A worked example using industry-typical figures for a £450,000 lump-sum residential tender. The numbers below are illustrative. They map to the standard NRM2 ratios and the typical residential refurbishment final-account profile, not a single named project. The mechanism is what matters: each line moves the headline figure in a way the homeowner did not see at signing.
The tender returned a headline contract sum of £450,000. The schedule of exclusions ran to 22 items. Provisional sums totalled £60,000, around 13% of the contract sum. Prime cost sums for nominated finishes and the specialist lift package totalled £15,000, around 3%.
Construction started.
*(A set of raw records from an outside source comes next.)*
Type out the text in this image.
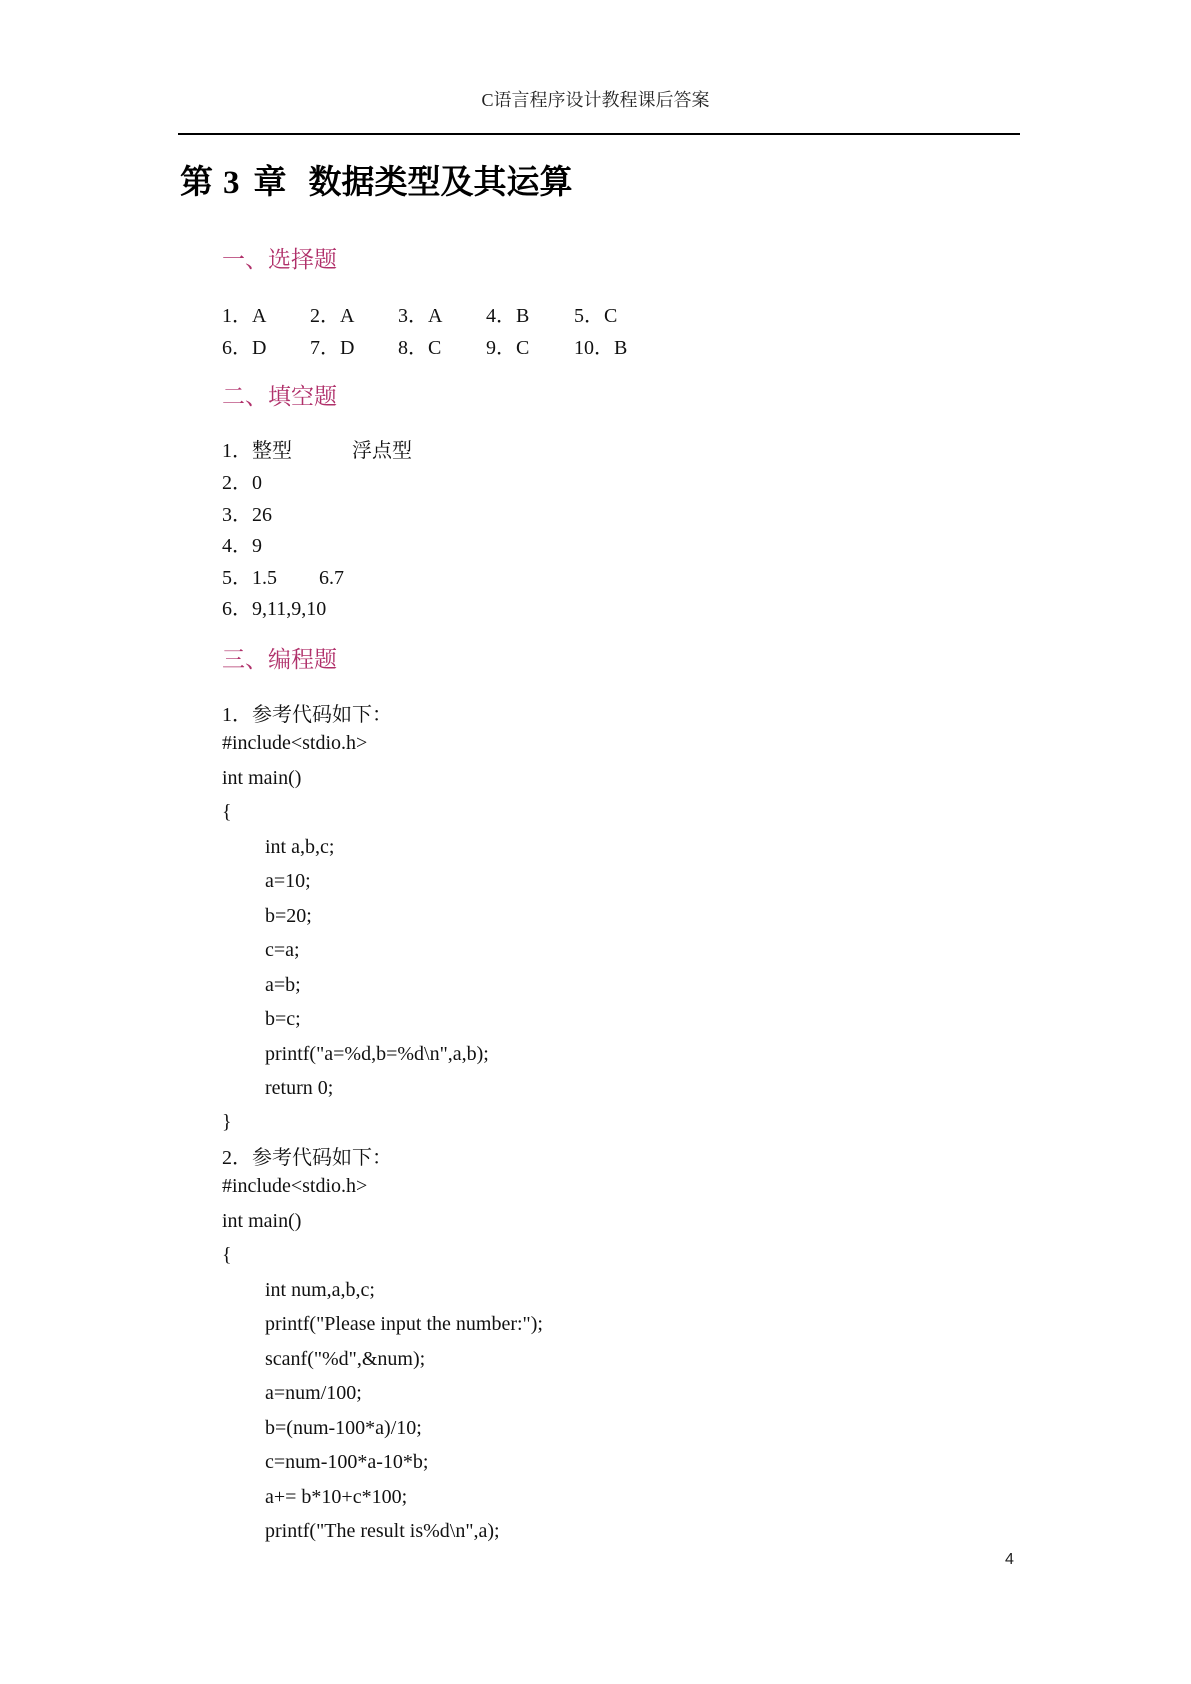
C语言程序设计教程课后答案
第 3 章 数据类型及其运算
一、选择题
1．A 2．A 3．A 4．B 5．C
6．D 7．D 8．C 9．C 10．B
二、填空题
1．整型	浮点型
2．0
3．26
4．9
5．1.5 6.7
6．9,11,9,10
三、编程题
1．参考代码如下：
#include<stdio.h>
int main()
{
int a,b,c;
a=10;
b=20;
c=a;
a=b;
b=c;
printf("a=%d,b=%d\n",a,b);
return 0;
}
2．参考代码如下：
#include<stdio.h>
int main()
{
int num,a,b,c;
printf("Please input the number:");
scanf("%d",&num);
a=num/100;
b=(num-100*a)/10;
c=num-100*a-10*b;
a+= b*10+c*100;
printf("The result is%d\n",a);
4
Inside the first six weeks three variation instructions hit the register. Variation 1: asbestos discovered at strip-out beyond what the pre-tender survey identified, requiring licensed-contractor removal under HSE protocol, priced at £8,400. Variation 2: a structural opening on the ground floor 600mm wider than the drawing showed, requiring redesigned padstones and a heavier steel section, priced at £6,200. Variation 3: soil-pipe re-routing required after strip-out revealed the existing run terminated above first-floor level rather than at basement as drawn, priced at £4,800. Variation subtotal: £19,400.
In parallel the provisional sums drew down at actual. The kitchen PSum landed £4,200 over allowance, after the client confirmed an upgraded units specification at the supplier survey. The waterproofing PSum landed £11,800 over allowance, after tanking was required to a lower-ground-floor rear wall not visible at the original survey. The structural steel PSum landed £6,600 over allowance, after the structural engineer's site inspection prompted larger section sizes. PSum over-allowance subtotal: £22,600.
Two qualifications were proven wrong on site and reopened. The first: a 16-week programme assumption that the asbestos delay and structural redesign together pushed to 20 weeks, adding £14,000 in programme-related preliminaries uplift. The second: the tender priced single-stair access on the assumption of standard working hours, but the building manager required scheduled deliveries and an out-of-hours window for trades affecting common parts, adding £4,000. Qualifications subtotal: £18,000.
The PC sums confirmed at instruction landed £10,000 above allowance, driven by the specialist lift package and an ironmongery uplift.
Final account: £520,000. Delta from headline: £70,000, or 15.6% over the contract sum. The figure sits squarely inside the 10 to 20% range named in §2.
The homeowner did not get a bad contractor. They got the standard procurement model performing as designed.